Although our study was not designed to compare the perspective of EoLC nurses in different countries, we found that the results were more favourable in Spanish units, which could have affected the overall results.

There were also some aspects that were not addressed in the survey, such as lactation/breastfeeding practices,20 pain management,21 bereavement photography22 or transcultural factors21 that are also important in EoLC, whose exploration we deferred to future studies to avoid increasing the length and complexity of the questionnaire.

Lastly, analysing the involvement in EoLC of the nurses in charge of these patients and their families, which can cause significant emotional stress, was not among our objectives.

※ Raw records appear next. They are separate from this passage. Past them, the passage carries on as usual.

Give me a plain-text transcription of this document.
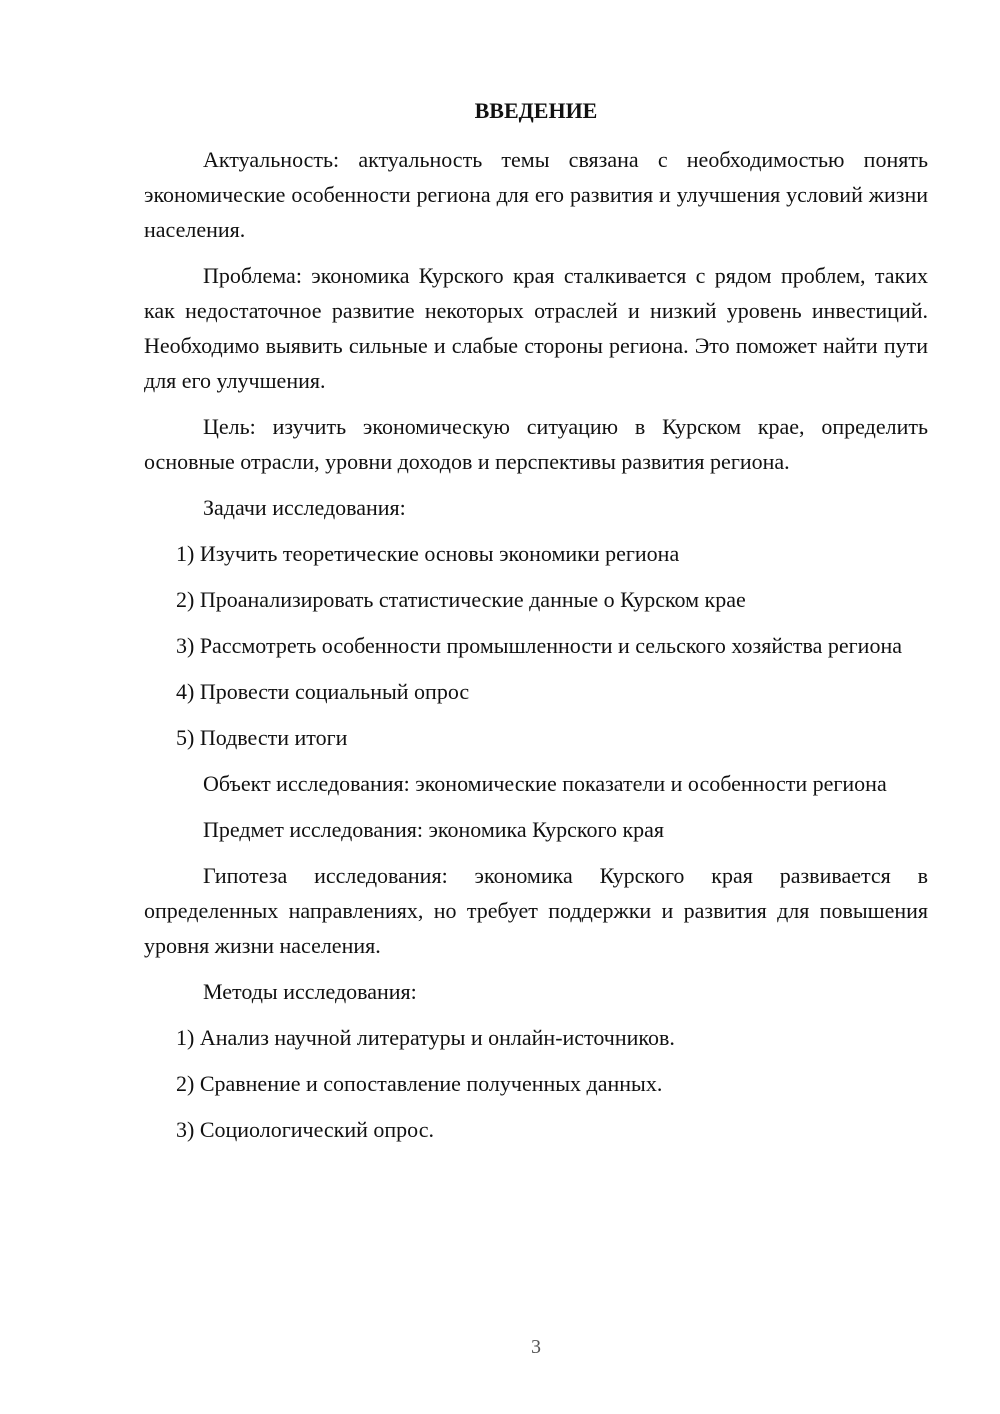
ВВЕДЕНИЕ

Актуальность: актуальность темы связана с необходимостью понять экономические особенности региона для его развития и улучшения условий жизни населения.

Проблема: экономика Курского края сталкивается с рядом проблем, таких как недостаточное развитие некоторых отраслей и низкий уровень инвестиций. Необходимо выявить сильные и слабые стороны региона. Это поможет найти пути для его улучшения.

Цель: изучить экономическую ситуацию в Курском крае, определить основные отрасли, уровни доходов и перспективы развития региона.

Задачи исследования:

1) Изучить теоретические основы экономики региона

2) Проанализировать статистические данные о Курском крае

3) Рассмотреть особенности промышленности и сельского хозяйства региона

4) Провести социальный опрос

5) Подвести итоги

Объект исследования: экономические показатели и особенности региона

Предмет исследования: экономика Курского края

Гипотеза исследования: экономика Курского края развивается в определенных направлениях, но требует поддержки и развития для повышения уровня жизни населения.

Методы исследования:

1) Анализ научной литературы и онлайн-источников.

2) Сравнение и сопоставление полученных данных.

3) Социологический опрос.

3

Failure to detect or adequately manage emotional stress can have a deleterious impact on performance, reducing motivation or creating bias in decision-making.23,24

In this context, the development of specific emotional skills is essential in the NICU setting, where, unfortunately, the death of a newborn is not an exceptional event. Specific interventions, such as the introduction of self-care measures, gathering the entire care team to reflect on the cases of deceased infants and improving training on communication skills contribute to improving the quality of EoLC and is also a form of care for the care team itself.1,25–27

Conclusion

There is an urgent need to change the implementation of EoLC in the Iberian American region. Most of the nursing professionals that responded to the survey were directly responsible for implementing these services, had not received training on the subject and believed that EoLC could improve substantially.

The development of EoLC protocols with a multidisciplinary approach and structure and of a comprehensive scope, including strategies for the dissemination and implementation of EoLC, could help optimise quality of care for families that become very vulnerable as they go through the devastating experience of losing a newborn infant.

The constant training, commitment and involvement of the nursing team are key for the successful implementation and monitoring of these changes.

Funding

Sociedad Iberoamericana de Neonatología (SIBEN).

Conflicts of interest

The authors have no conflicts of interest to declare.

Acknowledgments

We thank graduate Virginia Kulik, of the SIBEN, for her valuable collaboration in data handling, and the nurses members of the nursing chapter of the SIBEN for their help in validating the questionnaire.

Our thanks, too, to all the colleagues in the Latin American region that responded to the survey.

We would also like to acknowledge Cicely Saunders, a British nurse, social worker, physician and writer (1918–2005), who founded the first modern hospice and defined and pioneered the field and culture of palliative care. She stated: “You matter because you are you. You matter to the last moment of your life, and we will do all we can, not only to help you die peacefully, but also to live until you die.” (Cicely Saunders).